By the time we longjmp back to the producer, all the local variables it kept on the stack (as opposed to in registers) may be long overwritten. That's why out of the box, setjmp/longjmp work fine as a try-catch/throw - but not as resume/yield.
If, however, we:
Allocate space for a separate stack
Make the stack pointer point into that stack before setjmp
Restore the stack pointer after setjmp
Return to the caller (consumer)
…then we'll have created a jmp_buf with a stack pointer pointing to our separate space - jmp_buf remembers the stack pointer among the other registers. And then we can jump as we please back and forth between the producer and the consumer - they no longer overwrite each other's on-stack variables.
The actual stack switching is the ugly part of start. Once we accomplish that, and the producer calls resume for the first time, bringing us past the if(!setjmp), all that is left is to call the entry point function and report that we're DONE:
(*p->f)(p->arg);
longjmp(p->c->caller_context, DONE);
The longjmp brings us back to a context saved by some call to resume, and then resume sees the DONE returned by setjmp and returns false to the consumer.

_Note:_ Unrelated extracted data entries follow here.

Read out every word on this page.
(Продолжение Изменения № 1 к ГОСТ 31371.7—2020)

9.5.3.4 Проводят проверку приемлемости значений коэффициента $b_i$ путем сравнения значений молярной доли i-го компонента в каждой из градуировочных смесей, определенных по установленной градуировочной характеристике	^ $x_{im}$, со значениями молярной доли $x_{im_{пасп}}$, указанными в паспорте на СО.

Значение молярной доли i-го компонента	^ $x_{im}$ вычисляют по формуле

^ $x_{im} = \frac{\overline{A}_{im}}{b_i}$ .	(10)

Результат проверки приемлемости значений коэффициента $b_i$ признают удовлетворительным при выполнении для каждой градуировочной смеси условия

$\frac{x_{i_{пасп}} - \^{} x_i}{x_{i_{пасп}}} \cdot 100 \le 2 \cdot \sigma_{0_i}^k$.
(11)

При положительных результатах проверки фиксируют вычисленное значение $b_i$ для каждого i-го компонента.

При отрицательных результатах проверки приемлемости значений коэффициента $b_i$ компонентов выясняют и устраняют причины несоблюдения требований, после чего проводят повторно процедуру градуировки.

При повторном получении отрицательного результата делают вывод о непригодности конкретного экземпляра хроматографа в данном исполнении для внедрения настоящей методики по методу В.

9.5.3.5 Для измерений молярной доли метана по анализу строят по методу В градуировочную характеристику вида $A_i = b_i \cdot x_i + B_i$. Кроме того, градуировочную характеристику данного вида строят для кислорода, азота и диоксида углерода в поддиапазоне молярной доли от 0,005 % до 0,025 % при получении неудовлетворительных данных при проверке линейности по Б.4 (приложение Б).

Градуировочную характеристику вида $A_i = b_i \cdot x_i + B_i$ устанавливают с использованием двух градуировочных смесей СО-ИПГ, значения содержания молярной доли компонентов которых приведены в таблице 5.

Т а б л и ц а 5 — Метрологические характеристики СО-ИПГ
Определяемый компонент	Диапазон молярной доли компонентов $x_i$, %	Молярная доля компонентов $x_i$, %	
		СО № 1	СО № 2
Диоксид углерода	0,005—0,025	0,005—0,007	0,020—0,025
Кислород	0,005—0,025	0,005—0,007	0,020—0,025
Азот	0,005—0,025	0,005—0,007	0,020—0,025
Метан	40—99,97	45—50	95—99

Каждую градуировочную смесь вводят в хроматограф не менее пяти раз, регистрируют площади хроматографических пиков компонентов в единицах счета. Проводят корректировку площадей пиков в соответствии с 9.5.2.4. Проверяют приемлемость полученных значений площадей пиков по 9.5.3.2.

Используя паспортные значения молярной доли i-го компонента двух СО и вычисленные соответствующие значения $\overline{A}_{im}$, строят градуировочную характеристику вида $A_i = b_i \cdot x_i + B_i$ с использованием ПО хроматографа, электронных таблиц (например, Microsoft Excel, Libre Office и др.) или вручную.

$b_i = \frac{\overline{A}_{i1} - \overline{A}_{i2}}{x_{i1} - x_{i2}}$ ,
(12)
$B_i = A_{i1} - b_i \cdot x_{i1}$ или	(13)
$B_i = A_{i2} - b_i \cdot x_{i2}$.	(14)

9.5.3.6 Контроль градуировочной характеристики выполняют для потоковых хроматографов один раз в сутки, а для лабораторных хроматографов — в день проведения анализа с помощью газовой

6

And now to the stack switching. Basically, all we need is some inline assembly to change $sp - the stack pointer register, something most machines have. There are two complications though:
Apart from $sp, there's also the frame pointer (at least in debug builds) - a register pointing into the stack and used to access local variables. So we have to switch that, too.
Our parameters, such as f and arg, may themselves be on the stack. So how do we access them after switching the stack?
Actually I think that the clean way around these is to write start in pure assembly - where you know where everything is and how to access it and no compiler puts it in different places under different build settings. But I don't like assembly, so instead I did this:
Use space right below the sp address (the stack grows downwards) to store our parameters (in a start_params structure). The beginning of this structure is kept in p. Together with the parameters, we save the stack pointer and frame pointer values:
start_params* p = ((start_params*)sp)-1;
p->c = c;
p->f = f;
p->arg = arg;
get_sp(p->old_sp);
get_fp(p->old_fp);
Set the frame pointer to p, and the stack pointer to p - FRAME_SZ (I picked a random constant for FRAME_SZ that I thought was large enough for whatever the compiler may want to keep on the stack - in bytes, I'm reserving 5*sizeof(start_params)). The idea is, the frame pointer is the highest address of our stack frame, and the stack pointer is the lowest address.
set_sp(p - FRAME_SZ);
set_fp(p);
Read the value of p back from the frame pointer register, because once we've changed the value of that register, we no longer trust any local variable value (because the compiler may have put it on the stack so it will try to access it through the frame pointer - which is no longer the same frame pointer that it has just used to store the variable, so it will get garbage.)
get_fp(p);
Be careful to access everything through p from on - and restore $sp and $fp before returning to the caller.
That's all; the get/set macros use the GNU inline assembly syntax to get/set the $rsp and $rbp registers of x86-64. The code worked with a bunch of compiler flags for me - but do tell if you see bugs in there.
So that's how coroutines work with setjmp/longjmp and a bit of inline assembly - hopefully, porting to another machine takes little more than rewriting the 4 asm macros.